Publicado en De Otros. el 19 de Mayo, 2011, 20:39 por MScalona

Viernes

Fui a Ostende, a una tienda de moda y me compré un par de zapatos amarillos que resultaron ser demasiados pequeños. Volví, pues, a la tienda y cambié ese par por otro, del mismo modelo y número y, en fin, idéntico en todos los aspectos, que también resultó ser demasiado pequeño.

A veces me asombro de mí mismo.

Sábado

X., su mujer y el señor Y., persona muy activa en la colonia polaca de Argentina, me han estado contando chismes. Al parecer, en la reunión organizativa de no sé que asociación se propuso mi candidatura como miembro; entonces, el presidente o no sé quién saltó chillando que allí no había sitio para semejantes renegados. Y en una sesión de otro comité se ha decidido que mi <<colaboración>> era indeseable.

Dios les ampare. Aun en el caso de me enviaran una delegación con música y flores, no colaboraría con los comités, que me aburren mortalmente, y tampoco aceptaría su presidencia, ya que al ser un hombre serio, no sirvo para comparsa. Eso de jugar a presidentes, comités y sesiones es bueno para la Sontangsjaeger pero no para un diligente trabajador del campo de la literatura y la cultura patrias como yo. Por otra parte, sé muy bien que no corro peligro de que me llegue ninguna delegación, pues el odio del comités hacia mi persona es resultado de su propia naturaleza y los comités en cuanto tales siempre lucharán contra mí, aunque cada uno de sus miembros a solas y en privado me susurre al oído: ¡ármela cuanto pueda!
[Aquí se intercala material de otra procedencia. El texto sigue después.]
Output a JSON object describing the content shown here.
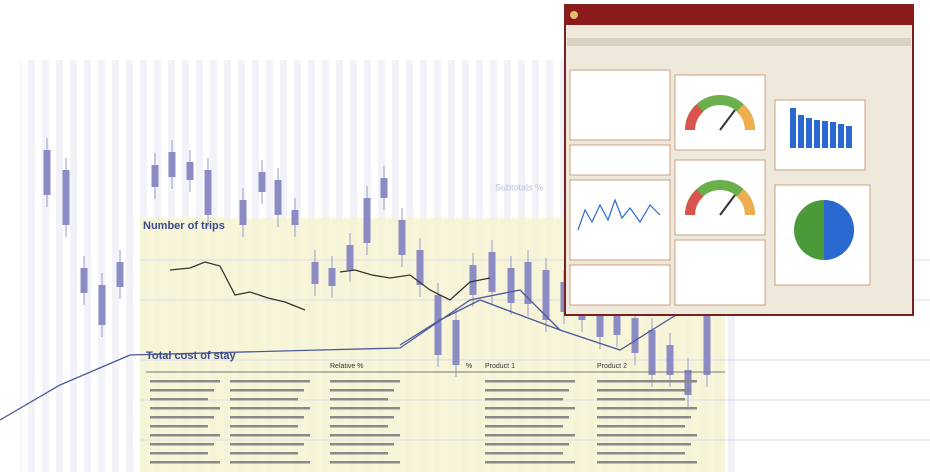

Ojalá caiga del cielo un fuego que purifique la vida de los polacos de la Argentina d exceso de vulgaridad. No puedo comprender a esa gente. Resulta para mí un misterio el hecho de que un tipo que ha atravesado los siete círculos del infierno, ha conocido situaciones que llegan hasta lo más profundo del alma, ha agotado totalmente el sentido de la lucha, del dolor, de la fe y de la duda, al aterrizar aquí, en Argentina, se haga miembro como si nada de un comité y se ponga a recitar lo que parecen ser inmortales lugares comunes. El conocimiento de la vida que han adquirido, que tenían que haber adquirido, está como fuera de ellos, lo llevan no en ellos mismos, sino en el bolsillo, un bolsillo que, por lo demás, también ha sido cosido.

El infantilismo de su tono es insoportable. El semanario La Voz, reforzado en los últimos años por nuevas plumas, ha dejado de ser una hoja volante para convertirse en un <<órgano>> orgulloso y útil; no obstante sigue pareciéndose a una asamblea de tiítas y tiítos que toman todas las precauciones posibles para no escandalizar a la sobrina menor de edad. Esa preocupación por la inocencia antediluviana de los polacos actuales resulta realmente conmovedora. Personas que han experimentado una vida durísima son tratados como colegiales de quinto grado y sólo se les permiten algunos temas, debidamente endulzados y suavizados. Pero tal vez sea mejor que La Voz tome esas precauciones, pues si La Voz se pusiera a hablar con su verdadera voz, sería de temer que en un santiamén hiciera saltar en pedazos a La Voz y hasta, a toda nuestra colonia. Tememos nuestra verdadera voz, por lo que utilizamos una Voz perfectamente neutralizada. Sin embargo, estoy muy lejos  de combatir este estado de cosas con medios demasiados drásticos. De vez en cuando alguien- por lo general el presidente, el tesorero o el secretario- se dirige a mí con un llamamiento confidencial para que me convierta en el látigo de la colonia y me lo cargue todo como es debido. Este papel no me hace gracia. No conseguiremos nada removiendo nuestros viejos asuntos y tachándonos de hipócritas, imbéciles e inútiles. Por el contrario, hay que tratar de despertar en estos polacos la conciencia de su irrealidad, de la ficción en que viven,  que esta conciencia se haga en ellos definitiva. Hay que repetirlas: tú no eres así, ya eres mayor para lo que estás diciendo, te comportas así para entonar con los demás, te pones solemne porque a todos  se ponen solemnes, mientes porque todo mienten, pero tú y todos nosotros somos mejores que la farsa en la que participamos, hay que decírselo hasta que está idea se convierta para ellos en la tabla de salvación. Esta especie de Ketman nos es absolutamente imprescindible. Debemos sentirnos como los actores de una mala obra teatral, que en sus papeles estrechos y banales no tienen ninguna posibilidad de lucirse. Esta conciencia nos permitirá al menos conservar nuestra madurez hasta los tiempos en que podamos ser más reales.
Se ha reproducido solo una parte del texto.